Войдя в комнату, она вытащила из-под пальто сверток с традиционной розовой ленточкой. Положив сверток на стол, она стала, как всегда, презрительным взглядом оценивать комнату. Обстановка и в самом деле была очень скромная. Железная кровать, диван, стол и самый заурядный платяной шкаф. А у стен, прямо на открытых полках, стояли и лежали книги.

Они лежали и на подоконниках и даже на платяном шкафу.

— Я думала, что доценты прилично зарабатывают, — разочарованно изрекла Римма Васильевна.
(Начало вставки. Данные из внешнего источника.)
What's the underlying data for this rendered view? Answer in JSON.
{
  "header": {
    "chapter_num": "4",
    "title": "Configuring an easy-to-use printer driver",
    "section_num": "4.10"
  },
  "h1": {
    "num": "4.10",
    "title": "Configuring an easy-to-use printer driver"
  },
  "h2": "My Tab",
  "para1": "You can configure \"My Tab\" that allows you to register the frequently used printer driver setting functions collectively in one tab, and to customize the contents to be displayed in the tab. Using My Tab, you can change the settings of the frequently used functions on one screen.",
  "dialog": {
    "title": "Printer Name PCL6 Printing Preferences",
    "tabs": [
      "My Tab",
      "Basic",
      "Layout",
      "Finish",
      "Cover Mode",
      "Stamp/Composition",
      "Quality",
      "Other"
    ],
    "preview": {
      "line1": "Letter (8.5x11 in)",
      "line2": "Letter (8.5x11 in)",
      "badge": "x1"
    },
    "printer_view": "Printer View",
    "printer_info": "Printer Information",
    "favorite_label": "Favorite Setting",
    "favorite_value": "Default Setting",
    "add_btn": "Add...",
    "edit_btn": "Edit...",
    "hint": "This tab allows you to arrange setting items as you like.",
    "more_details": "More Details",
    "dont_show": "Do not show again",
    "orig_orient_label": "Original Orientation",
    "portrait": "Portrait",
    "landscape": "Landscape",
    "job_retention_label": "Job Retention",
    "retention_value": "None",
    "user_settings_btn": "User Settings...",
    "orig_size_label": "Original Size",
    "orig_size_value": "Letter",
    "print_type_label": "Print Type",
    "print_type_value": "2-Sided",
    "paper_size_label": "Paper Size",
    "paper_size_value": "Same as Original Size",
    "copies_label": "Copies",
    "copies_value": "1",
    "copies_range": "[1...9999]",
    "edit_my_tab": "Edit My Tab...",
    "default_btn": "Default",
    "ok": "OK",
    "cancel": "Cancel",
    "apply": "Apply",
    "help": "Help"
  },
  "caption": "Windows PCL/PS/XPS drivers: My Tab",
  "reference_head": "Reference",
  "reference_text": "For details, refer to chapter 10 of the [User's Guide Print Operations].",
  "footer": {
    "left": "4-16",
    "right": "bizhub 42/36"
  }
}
— А вы что, собираетесь стать доцентом? — добродушно спросил Сергей Сергеич.

— Что вы? Кому это надо? — Меховые плечи Риммы Васильевны всколыхнулись чуть не до ушей и так же бурно опустились: мол, у меня есть своя профессия! И еще какая!..
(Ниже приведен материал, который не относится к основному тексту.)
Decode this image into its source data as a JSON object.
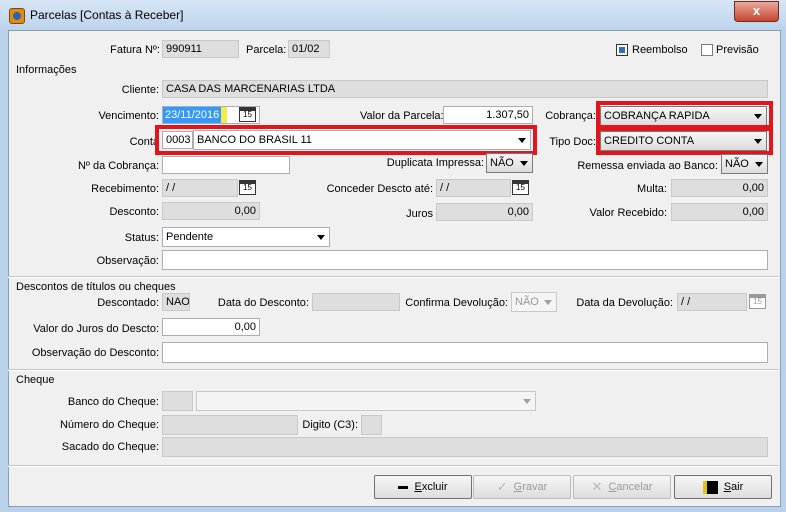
{
  "window": {
    "title": "Parcelas  [Contas à Receber]",
    "close_glyph": "x"
  },
  "header": {
    "fatura_label": "Fatura Nº:",
    "fatura_value": "990911",
    "parcela_label": "Parcela:",
    "parcela_value": "01/02",
    "reembolso_label": "Reembolso",
    "reembolso_checked": true,
    "previsao_label": "Previsão",
    "previsao_checked": false
  },
  "informacoes": {
    "section_label": "Informações",
    "cliente_label": "Cliente:",
    "cliente_value": "CASA DAS MARCENARIAS LTDA",
    "vencimento_label": "Vencimento:",
    "vencimento_value": "23/11/2016",
    "valor_parcela_label": "Valor da Parcela:",
    "valor_parcela_value": "1.307,50",
    "cobranca_label": "Cobrança:",
    "cobranca_value": "COBRANÇA RAPIDA",
    "conta_label": "Conta",
    "conta_code": "0003",
    "conta_value": "BANCO DO BRASIL 11",
    "tipo_doc_label": "Tipo Doc:",
    "tipo_doc_value": "CREDITO CONTA",
    "num_cobranca_label": "Nº da Cobrança:",
    "num_cobranca_value": "",
    "duplicata_label": "Duplicata Impressa:",
    "duplicata_value": "NÃO",
    "remessa_label": "Remessa enviada ao Banco:",
    "remessa_value": "NÃO",
    "recebimento_label": "Recebimento:",
    "recebimento_value": " / /",
    "conceder_label": "Conceder Descto até:",
    "conceder_value": " / /",
    "multa_label": "Multa:",
    "multa_value": "0,00",
    "desconto_label": "Desconto:",
    "desconto_value": "0,00",
    "juros_label": "Juros",
    "juros_value": "0,00",
    "valor_recebido_label": "Valor Recebido:",
    "valor_recebido_value": "0,00",
    "status_label": "Status:",
    "status_value": "Pendente",
    "observacao_label": "Observação:",
    "observacao_value": "",
    "calendar_glyph": "15"
  },
  "descontos": {
    "section_label": "Descontos de títulos ou cheques",
    "descontado_label": "Descontado:",
    "descontado_value": "NAO",
    "data_desconto_label": "Data do Desconto:",
    "data_desconto_value": "",
    "confirma_label": "Confirma Devolução:",
    "confirma_value": "NÃO",
    "data_devolucao_label": "Data da Devolução:",
    "data_devolucao_value": " / /",
    "valor_juros_label": "Valor do Juros  do Descto:",
    "valor_juros_value": "0,00",
    "obs_desconto_label": "Observação do Desconto:",
    "obs_desconto_value": ""
  },
  "cheque": {
    "section_label": "Cheque",
    "banco_label": "Banco do Cheque:",
    "banco_code": "",
    "banco_value": "",
    "numero_label": "Número do Cheque:",
    "numero_value": "",
    "digito_label": "Digito (C3):",
    "digito_value": "",
    "sacado_label": "Sacado do Cheque:",
    "sacado_value": ""
  },
  "buttons": {
    "excluir_prefix": "",
    "excluir_ul": "E",
    "excluir_rest": "xcluir",
    "gravar_ul": "G",
    "gravar_rest": "ravar",
    "cancelar_ul": "C",
    "cancelar_rest": "ancelar",
    "sair_ul": "S",
    "sair_rest": "air"
  },
  "colors": {
    "highlight": "#e3141b",
    "titlebar": "#bcd3ec",
    "selection": "#3399ff"
  }
}
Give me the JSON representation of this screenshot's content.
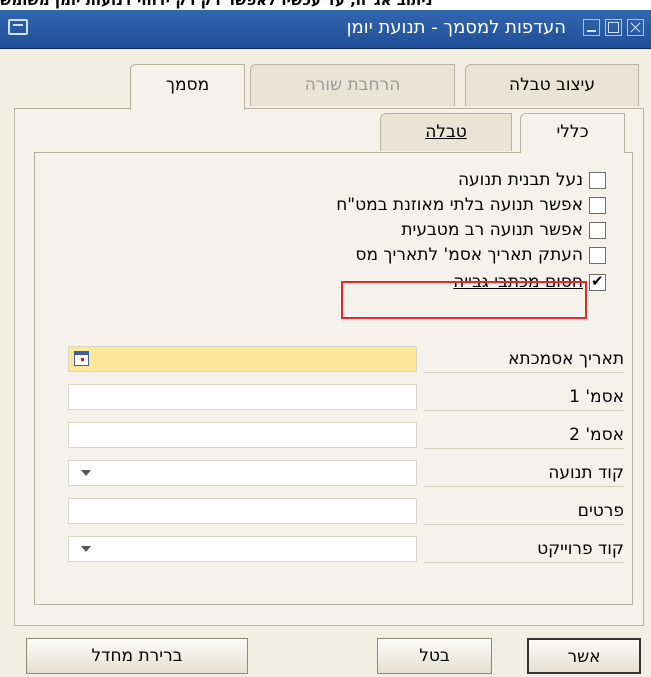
{
  "top_cut_text": "ניתוב אג\"ח, עד עכשיו לאפשר רק רק ידוחי דנועות יומן משומש",
  "window": {
    "title": "העדפות למסמך - תנועת יומן"
  },
  "tabs": [
    {
      "label": "עיצוב טבלה",
      "underline": "צ"
    },
    {
      "label": "הרחבת שורה"
    },
    {
      "label": "מסמך"
    }
  ],
  "subtabs": [
    {
      "label": "כללי"
    },
    {
      "label": "טבלה"
    }
  ],
  "checkboxes": [
    {
      "label": "נעל תבנית תנועה",
      "checked": false
    },
    {
      "label": "אפשר תנועה בלתי מאוזנת במט\"ח",
      "checked": false
    },
    {
      "label": "אפשר תנועה רב מטבעית",
      "checked": false
    },
    {
      "label": "העתק תאריך אסמ' לתאריך מס",
      "checked": false
    },
    {
      "label": "חסום מכתבי גבייה",
      "checked": true
    }
  ],
  "fields": [
    {
      "label": "תאריך אסמכתא",
      "value": ""
    },
    {
      "label": "אסמ' 1",
      "value": ""
    },
    {
      "label": "אסמ' 2",
      "value": ""
    },
    {
      "label": "קוד תנועה",
      "value": ""
    },
    {
      "label": "פרטים",
      "value": ""
    },
    {
      "label": "קוד פרוייקט",
      "value": ""
    }
  ],
  "buttons": {
    "ok": "אשר",
    "cancel": "בטל",
    "reset": "ברירת מחדל"
  },
  "colors": {
    "titlebar": "#2a5aa3",
    "highlight": "#e8262e",
    "date_field": "#fbe89a"
  }
}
Римма Васильевна была удивлена: кажется, впервые никто перед ней не робел и не заискивал.

Но главное было впереди.

Сергей Сергеич, находясь в самом миролюбивом настроении, развязал розовую ленточку и развернул кремовый сверток.

— Ну что же, — сказал он, — чулки как чулки. Самые обыкновенные, шерстяные. Да, самые обыкновенные. И очень хорошо. Сколько мы вам должны?

Римма Васильевна побелела.

— Самые обыкновенные? Да вы таких за миллион не достанете. У нас таких не бывает! Только я это могу достать! Только я!

— Кажется, я уже слышал что-то подобное… — задумчиво сказал Сергей Сергеич. — Но где именно?

Он стал припоминать, а я затаила дыхание. Но он не вспомнил… И как тогда, в первый день нашего знакомства, спросил:

— У нас, значит, таких не достанешь? А где же вы достали? На том свете?

— Вот именно, на том свете! — вызывающе ответила Римма Васильевна, особенно подчеркивая слова «на том».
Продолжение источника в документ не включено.